DENVER — Last week, agriculture Secretary Tom Vilsack announced action to help 94 national forest areas in 35 states to address insect and disease threats that weaken forests and increase the risk of forest fire. These areas are receiving an official designation that will provide the Forest Service, working collaboratively with stakeholders, additional tools and flexibility to more efficiently plan and accomplish restoration treatments in those areas. Vilsack announced the designations in Denver where he discussed additional efforts to help better prepare for and combat the threat of wildfire.

The new Farm Bill amends the Healthy Forest Restoration Act of 2003 to allow the Forest Service to more quickly plan projects for insect and disease treatments within designated areas, in an effort to increase the pace and scale of restoration across the National Forest System. Using the new tools in the Farm Bill, restoration projects in these designated areas have to be developed in collaboration with a diverse group of stakeholders and must meet environmental safeguards.
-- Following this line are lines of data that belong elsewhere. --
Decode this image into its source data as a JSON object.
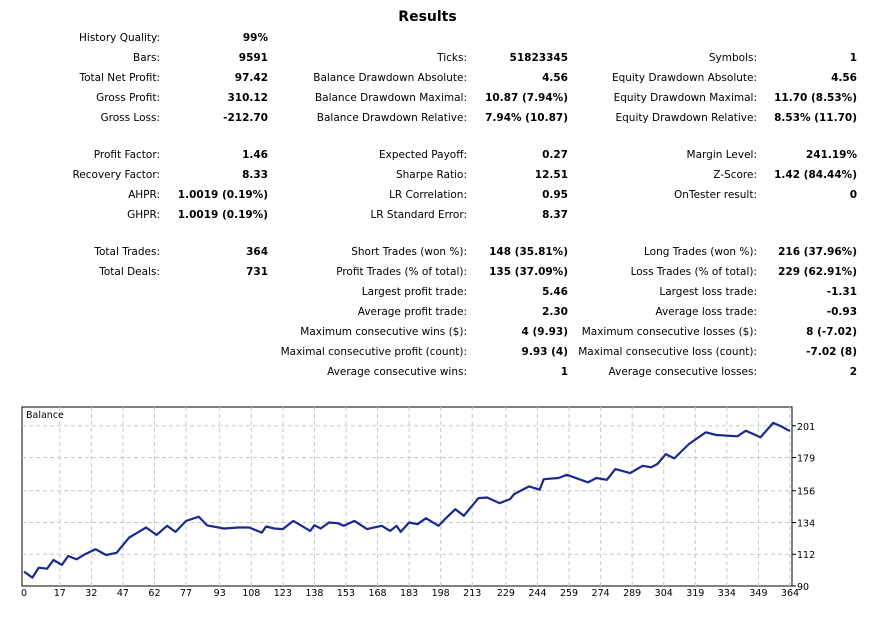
{
  "title": "Results",
  "rows": [
    {
      "y": "r1",
      "cells": [
        "History Quality:",
        "99%",
        "",
        "",
        "",
        ""
      ]
    },
    {
      "y": "r2",
      "cells": [
        "Bars:",
        "9591",
        "Ticks:",
        "51823345",
        "Symbols:",
        "1"
      ]
    },
    {
      "y": "r3",
      "cells": [
        "Total Net Profit:",
        "97.42",
        "Balance Drawdown Absolute:",
        "4.56",
        "Equity Drawdown Absolute:",
        "4.56"
      ]
    },
    {
      "y": "r4",
      "cells": [
        "Gross Profit:",
        "310.12",
        "Balance Drawdown Maximal:",
        "10.87 (7.94%)",
        "Equity Drawdown Maximal:",
        "11.70 (8.53%)"
      ]
    },
    {
      "y": "r5",
      "cells": [
        "Gross Loss:",
        "-212.70",
        "Balance Drawdown Relative:",
        "7.94% (10.87)",
        "Equity Drawdown Relative:",
        "8.53% (11.70)"
      ]
    },
    {
      "y": "r6",
      "cells": [
        "Profit Factor:",
        "1.46",
        "Expected Payoff:",
        "0.27",
        "Margin Level:",
        "241.19%"
      ]
    },
    {
      "y": "r7",
      "cells": [
        "Recovery Factor:",
        "8.33",
        "Sharpe Ratio:",
        "12.51",
        "Z-Score:",
        "1.42 (84.44%)"
      ]
    },
    {
      "y": "r8",
      "cells": [
        "AHPR:",
        "1.0019 (0.19%)",
        "LR Correlation:",
        "0.95",
        "OnTester result:",
        "0"
      ]
    },
    {
      "y": "r9",
      "cells": [
        "GHPR:",
        "1.0019 (0.19%)",
        "LR Standard Error:",
        "8.37",
        "",
        ""
      ]
    },
    {
      "y": "r10",
      "cells": [
        "Total Trades:",
        "364",
        "Short Trades (won %):",
        "148 (35.81%)",
        "Long Trades (won %):",
        "216 (37.96%)"
      ]
    },
    {
      "y": "r11",
      "cells": [
        "Total Deals:",
        "731",
        "Profit Trades (% of total):",
        "135 (37.09%)",
        "Loss Trades (% of total):",
        "229 (62.91%)"
      ]
    },
    {
      "y": "r12",
      "cells": [
        "",
        "",
        "Largest profit trade:",
        "5.46",
        "Largest loss trade:",
        "-1.31"
      ]
    },
    {
      "y": "r13",
      "cells": [
        "",
        "",
        "Average profit trade:",
        "2.30",
        "Average loss trade:",
        "-0.93"
      ]
    },
    {
      "y": "r14",
      "cells": [
        "",
        "",
        "Maximum consecutive wins ($):",
        "4 (9.93)",
        "Maximum consecutive losses ($):",
        "8 (-7.02)"
      ]
    },
    {
      "y": "r15",
      "cells": [
        "",
        "",
        "Maximal consecutive profit (count):",
        "9.93 (4)",
        "Maximal consecutive loss (count):",
        "-7.02 (8)"
      ]
    },
    {
      "y": "r16",
      "cells": [
        "",
        "",
        "Average consecutive wins:",
        "1",
        "Average consecutive losses:",
        "2"
      ]
    }
  ],
  "chart_data": {
    "type": "line",
    "legend": "Balance",
    "line_color": "#1a2a8c",
    "grid": true,
    "xlim": [
      0,
      364
    ],
    "ylim": [
      90,
      214
    ],
    "x_ticks": [
      0,
      17,
      32,
      47,
      62,
      77,
      93,
      108,
      123,
      138,
      153,
      168,
      183,
      198,
      213,
      229,
      244,
      259,
      274,
      289,
      304,
      319,
      334,
      349,
      364
    ],
    "y_ticks": [
      90,
      112,
      134,
      156,
      179,
      201
    ],
    "series": [
      {
        "name": "Balance",
        "x": [
          0,
          4,
          7,
          11,
          14,
          18,
          21,
          25,
          29,
          34,
          39,
          44,
          50,
          54,
          58,
          63,
          68,
          72,
          77,
          83,
          87,
          95,
          102,
          107,
          113,
          115,
          119,
          123,
          128,
          136,
          138,
          141,
          145,
          149,
          152,
          157,
          163,
          170,
          174,
          177,
          179,
          183,
          187,
          191,
          197,
          200,
          205,
          209,
          216,
          220,
          226,
          231,
          233,
          240,
          245,
          247,
          254,
          258,
          268,
          272,
          277,
          281,
          288,
          294,
          298,
          301,
          305,
          309,
          316,
          324,
          329,
          339,
          343,
          350,
          356,
          360,
          363,
          364
        ],
        "y": [
          100,
          95.8,
          102.7,
          102,
          108,
          104.6,
          110.8,
          108.5,
          112,
          115.5,
          111.5,
          113,
          123.6,
          127,
          130.5,
          125.4,
          131.7,
          127.5,
          135,
          138,
          132,
          129.8,
          130.5,
          130.5,
          127,
          131.2,
          129.8,
          129.4,
          135.1,
          128.2,
          132.1,
          129.8,
          134,
          133.5,
          131.7,
          135.1,
          129.4,
          131.7,
          128.2,
          131.7,
          127.5,
          134,
          132.8,
          137,
          131.7,
          136.3,
          143.2,
          138.6,
          150.9,
          151.3,
          147.4,
          150.2,
          153.7,
          159,
          156.7,
          164,
          164.8,
          167,
          161.8,
          164.8,
          163.6,
          171,
          168.2,
          173.3,
          172.2,
          174.5,
          181.4,
          178.4,
          188.4,
          196.5,
          194.6,
          193.7,
          197.6,
          193,
          203,
          200.5,
          198,
          197.42
        ]
      }
    ]
  }
}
The Forest Service will use the authority to work collaboratively with states, tribes, partners, stakeholders and the public to develop and implement restoration projects within designated areas that reduce the risk of insect and disease infestations along with drought. Forest Service Chief Tom Tidwell designated over 45 million acres of the National Forest System in response to requests from governors whose states are experiencing, or are at risk of, an insect or disease epidemic. Insect and disease damage makes forests more susceptible to wildfire.
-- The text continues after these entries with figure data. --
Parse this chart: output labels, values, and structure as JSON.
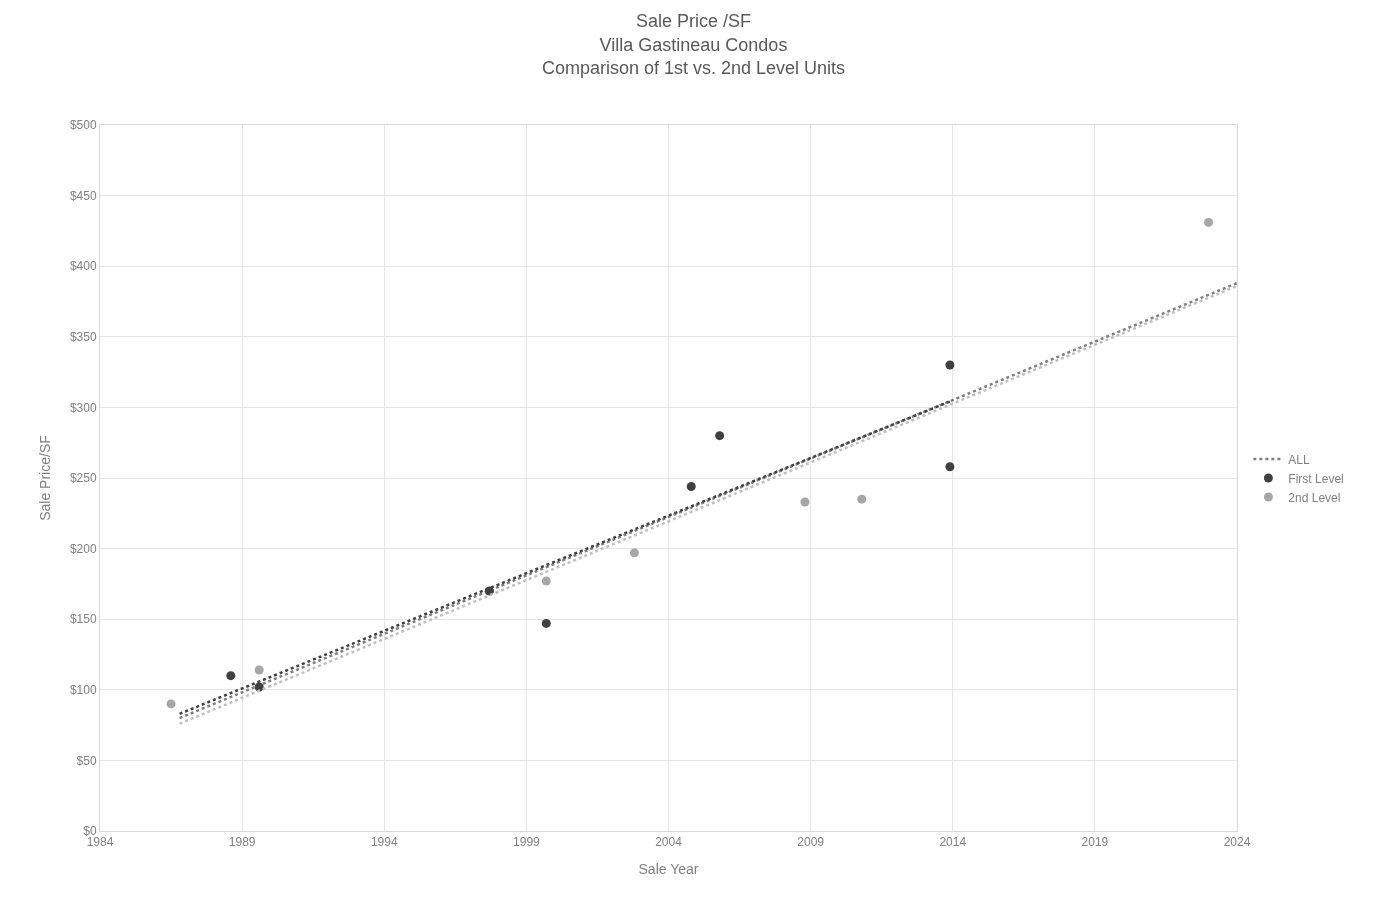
{
  "chart_data": {
    "type": "scatter",
    "title": "Sale Price /SF",
    "subtitle": "Villa Gastineau Condos\nComparison of 1st vs. 2nd Level Units",
    "xlabel": "Sale Year",
    "ylabel": "Sale Price/SF",
    "xlim": [
      1984,
      2024
    ],
    "xticks": [
      1984,
      1989,
      1994,
      1999,
      2004,
      2009,
      2014,
      2019,
      2024
    ],
    "ylim": [
      0,
      500
    ],
    "yticks": [
      {
        "value": 0,
        "label": "$0"
      },
      {
        "value": 50,
        "label": "$50"
      },
      {
        "value": 100,
        "label": "$100"
      },
      {
        "value": 150,
        "label": "$150"
      },
      {
        "value": 200,
        "label": "$200"
      },
      {
        "value": 250,
        "label": "$250"
      },
      {
        "value": 300,
        "label": "$300"
      },
      {
        "value": 350,
        "label": "$350"
      },
      {
        "value": 400,
        "label": "$400"
      },
      {
        "value": 450,
        "label": "$450"
      },
      {
        "value": 500,
        "label": "$500"
      }
    ],
    "grid": true,
    "legend": "right",
    "series": [
      {
        "name": "ALL",
        "type": "line",
        "marker": "none",
        "line_style": "dotted",
        "color": "#7f7f7f",
        "x": [
          1986.8,
          2024
        ],
        "values": [
          80,
          388
        ]
      },
      {
        "name": "First Level",
        "marker": "circle",
        "color": "#404040",
        "x": [
          1988.6,
          1989.6,
          1997.7,
          1999.7,
          2004.8,
          2005.8,
          2013.9,
          2013.9
        ],
        "values": [
          110,
          102,
          170,
          147,
          244,
          280,
          330,
          258
        ]
      },
      {
        "name": "2nd Level",
        "marker": "circle",
        "color": "#a6a6a6",
        "x": [
          1986.5,
          1989.6,
          1999.7,
          2002.8,
          2008.8,
          2010.8,
          2023.0
        ],
        "values": [
          90,
          114,
          177,
          197,
          233,
          235,
          431
        ]
      },
      {
        "type": "line",
        "marker": "none",
        "line_style": "dotted",
        "color": "#404040",
        "x": [
          1986.8,
          2014
        ],
        "values": [
          83,
          305
        ]
      },
      {
        "type": "line",
        "marker": "none",
        "line_style": "dotted",
        "color": "#bfbfbf",
        "x": [
          1986.8,
          2024
        ],
        "values": [
          76,
          386
        ]
      }
    ]
  }
}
In addition, Vilsack also announced another Farm Bill initiative to help remove insect infected trees from National Forest Service lands. The Biomass Crop Assistance Program, administered by the Farm Service Agency, supports the harvesting and transporting of forest residue to an energy facility. These payments are designed for energy generation while reducing fire, insect and disease threats on public lands managed by the U.S. Forest Service and Bureau of Land Management. USDA announced that the program has been reauthorized for $25 million annually with funding becoming available on June 9th.